Through her peaceful spirit, given to her by God himself, it was apparent Great-grandma’s life had not been easy. She was young when she married. While pregnant with her second child, my great-grandfather left. No one ever saw him again, except in the features of the two children he left behind. After living at Bethany for a school year in 1927, she returned to her parents in March of 1928 to East Liverpool, Ohio to have help in raising my grandmother and her brother. During that winter, it was not unusual for them to find streaks of snow across the bed clothing in the morning, after a night of snow that had blown through the cracks in the walls of the side room that had been added to the store where they lived. Great-grandma visited often, and in 1939, she returned to Bethany to take care of the Home Girls and was in charge of the used clothing store until her death in 1977, thirty-eight years later. Great-Grandma never remarried, finding contentment in her position at Bethany and the many children she cared for. My Grandma loved Bethany so much she actually sent my dad and his two siblings to live with Great-Grandma and Great-Aunt Mildred at Bethany for three years in the late 40’s to attend school while Grandpa worked out west, giving three generations to have lived in the bottom land by Holly Creek.
Unwanted children…that’s what they called them. I never thought of my newfound friends in that regard. We played on the large iron swings, and ran through the fields just the same as my friends at home. The children were loved and well adjusted, a far cry from the horror stories about orphanages in the media today. I remember stories of the mountaineers leaving children to the door of the orphanage during the night, especially during the depression years. They had no means of feeding their families, yet loved their children and wanted for them a better life. At the orphanage, instead of a mountain shack, they were placed under a roof with heat on their feet. The children were fed, schooled, and definitely loved.
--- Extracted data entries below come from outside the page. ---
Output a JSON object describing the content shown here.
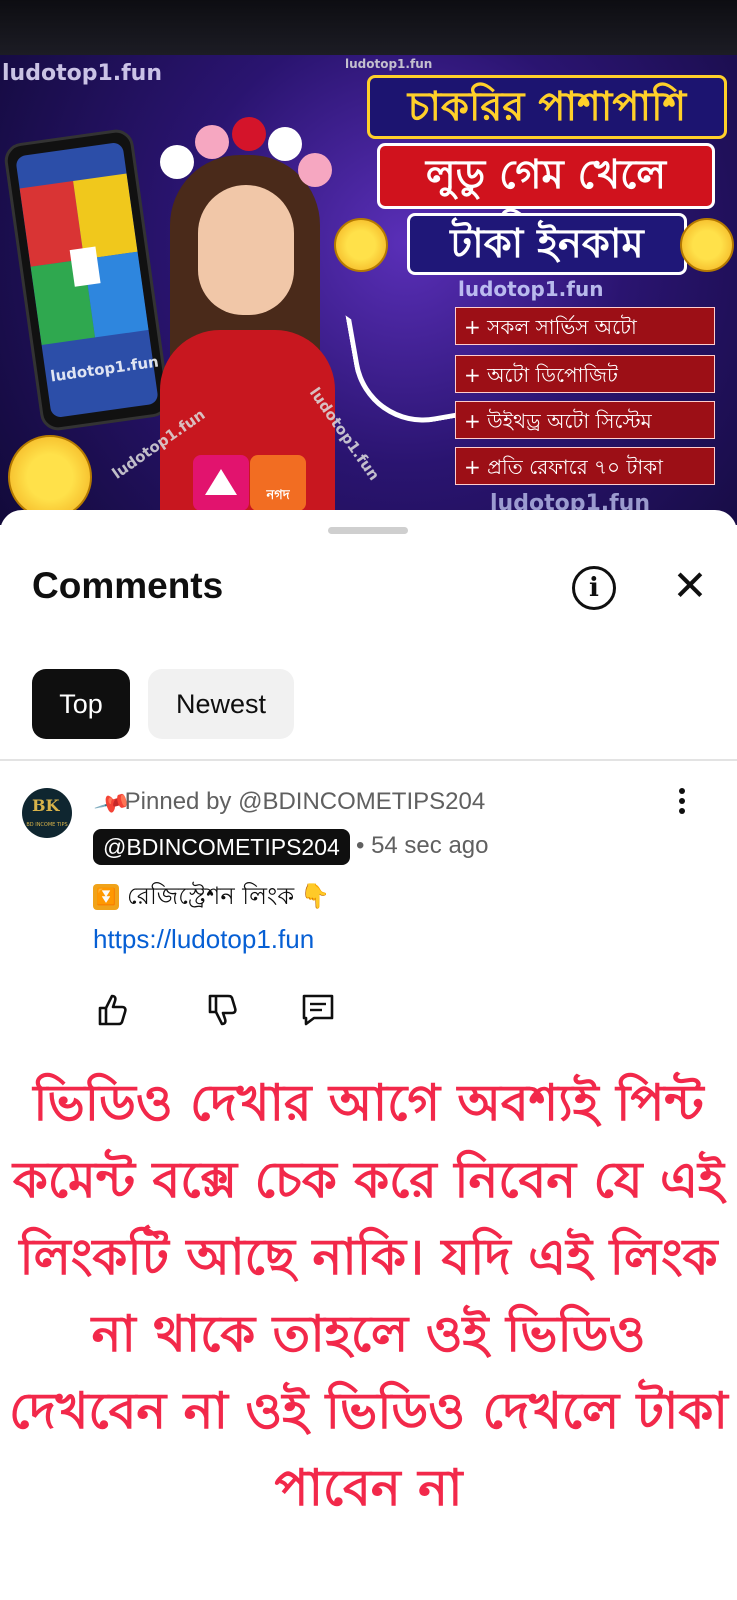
{
  "video": {
    "watermark": "ludotop1.fun",
    "watermark_small": "ludotop1.fun",
    "headline_line1": "চাকরির পাশাপাশি",
    "headline_line2": "লুডু গেম খেলে ফ্রিতে",
    "headline_line3": "টাকা ইনকাম",
    "features": [
      "+ সকল সার্ভিস অটো",
      "+ অটো ডিপোজিট",
      "+ উইথড্র অটো সিস্টেম",
      "+ প্রতি রেফারে ৭০ টাকা"
    ],
    "payment_logo_text": "নগদ"
  },
  "comments_panel": {
    "title": "Comments",
    "info_icon": "info-circle-icon",
    "close_icon": "close-icon",
    "filters": [
      {
        "label": "Top",
        "selected": true
      },
      {
        "label": "Newest",
        "selected": false
      }
    ]
  },
  "pinned_comment": {
    "avatar_text": "BK",
    "avatar_subtext": "BD INCOME TIPS",
    "pinned_label": "Pinned by @BDINCOMETIPS204",
    "author": "@BDINCOMETIPS204",
    "time": "• 54 sec ago",
    "text": "রেজিস্ট্রেশন লিংক",
    "link": "https://ludotop1.fun",
    "actions": [
      "like-icon",
      "dislike-icon",
      "reply-icon"
    ]
  },
  "warning_text": "ভিডিও দেখার আগে অবশ্যই পিন্ট কমেন্ট বক্সে চেক করে নিবেন যে এই লিংকটি আছে নাকি। যদি এই লিংক না থাকে তাহলে ওই ভিডিও দেখবেন না ওই ভিডিও দেখলে টাকা পাবেন না",
  "colors": {
    "warning": "#f2284a",
    "link": "#065fd4",
    "chip_selected": "#0f0f0f",
    "chip_unselected": "#f1f1f1"
  }
}
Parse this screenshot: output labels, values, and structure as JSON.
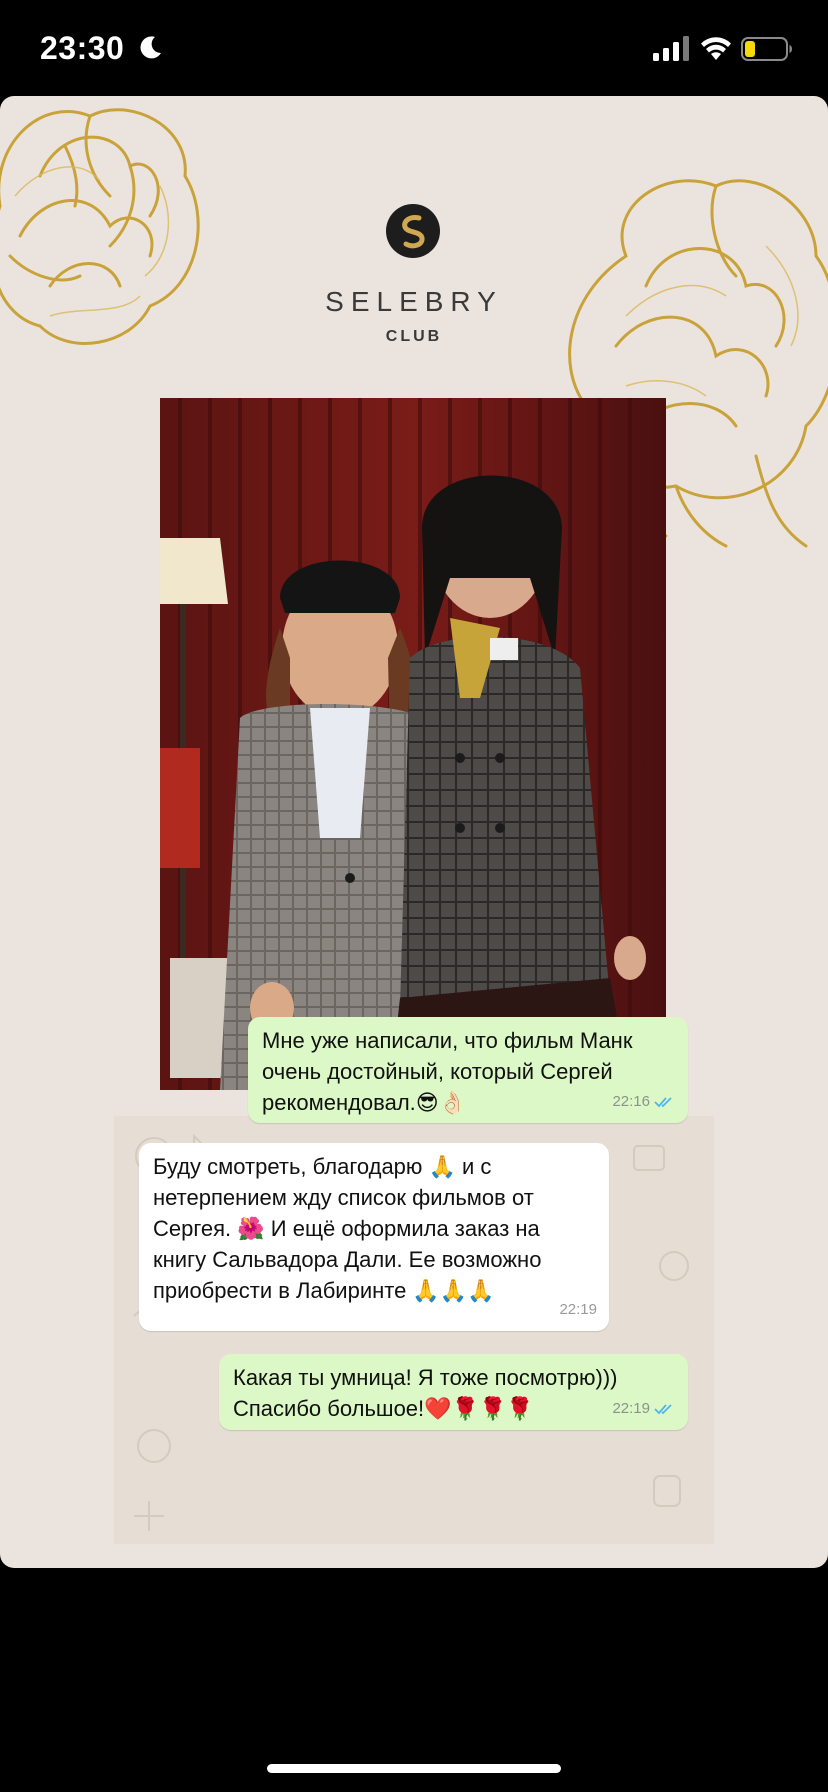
{
  "status_bar": {
    "time": "23:30",
    "icons": [
      "moon-icon",
      "signal-icon",
      "wifi-icon",
      "battery-icon"
    ],
    "battery_color": "#f5d90a"
  },
  "story": {
    "brand_name": "SELEBRY",
    "brand_sub": "CLUB",
    "accent_gold": "#c9a23a",
    "background": "#ebe4de"
  },
  "chat": {
    "messages": [
      {
        "direction": "outgoing",
        "text": "Мне уже написали, что фильм Манк\nочень достойный, который Сергей\nрекомендовал.😎👌🏻",
        "time": "22:16",
        "read": true
      },
      {
        "direction": "incoming",
        "text": "Буду смотреть, благодарю 🙏 и с\nнетерпением жду список фильмов от\nСергея. 🌺 И ещё оформила заказ на\nкнигу Сальвадора Дали. Ее возможно\nприобрести в Лабиринте 🙏🙏🙏",
        "time": "22:19"
      },
      {
        "direction": "outgoing",
        "text": "Какая ты умница! Я тоже посмотрю)))\nСпасибо большое!❤️🌹🌹🌹",
        "time": "22:19",
        "read": true
      }
    ],
    "outgoing_color": "#dcf8c6",
    "incoming_color": "#ffffff",
    "tick_color": "#4fb6ec"
  }
}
I have not returned to the tranquil valley in the Appalachians since the sisters passed away. Often, I consider taking my own children to the place which holds a few very dear memories for me. They need to experience the natural tranquility of the bottom land near Holly Creek, to experience the joy of giving love to those who have so much to give back. I cannot give this priceless heritage to my children for the Bethany Children’s Home we knew no longer exists. Government red tape forced the orphanage to close in the 1980’s. The home then became a private Christian school in 1986, leaving the mountaineers to fend for themselves or depend on government handouts. My children will see the orphanage only through my eyes when I reminisce on my own experience. I often wonder, since Great-grandma is gone, since Aunt Mildred is gone, and since the home where so much love abounded is gone, who will take care of the orphans?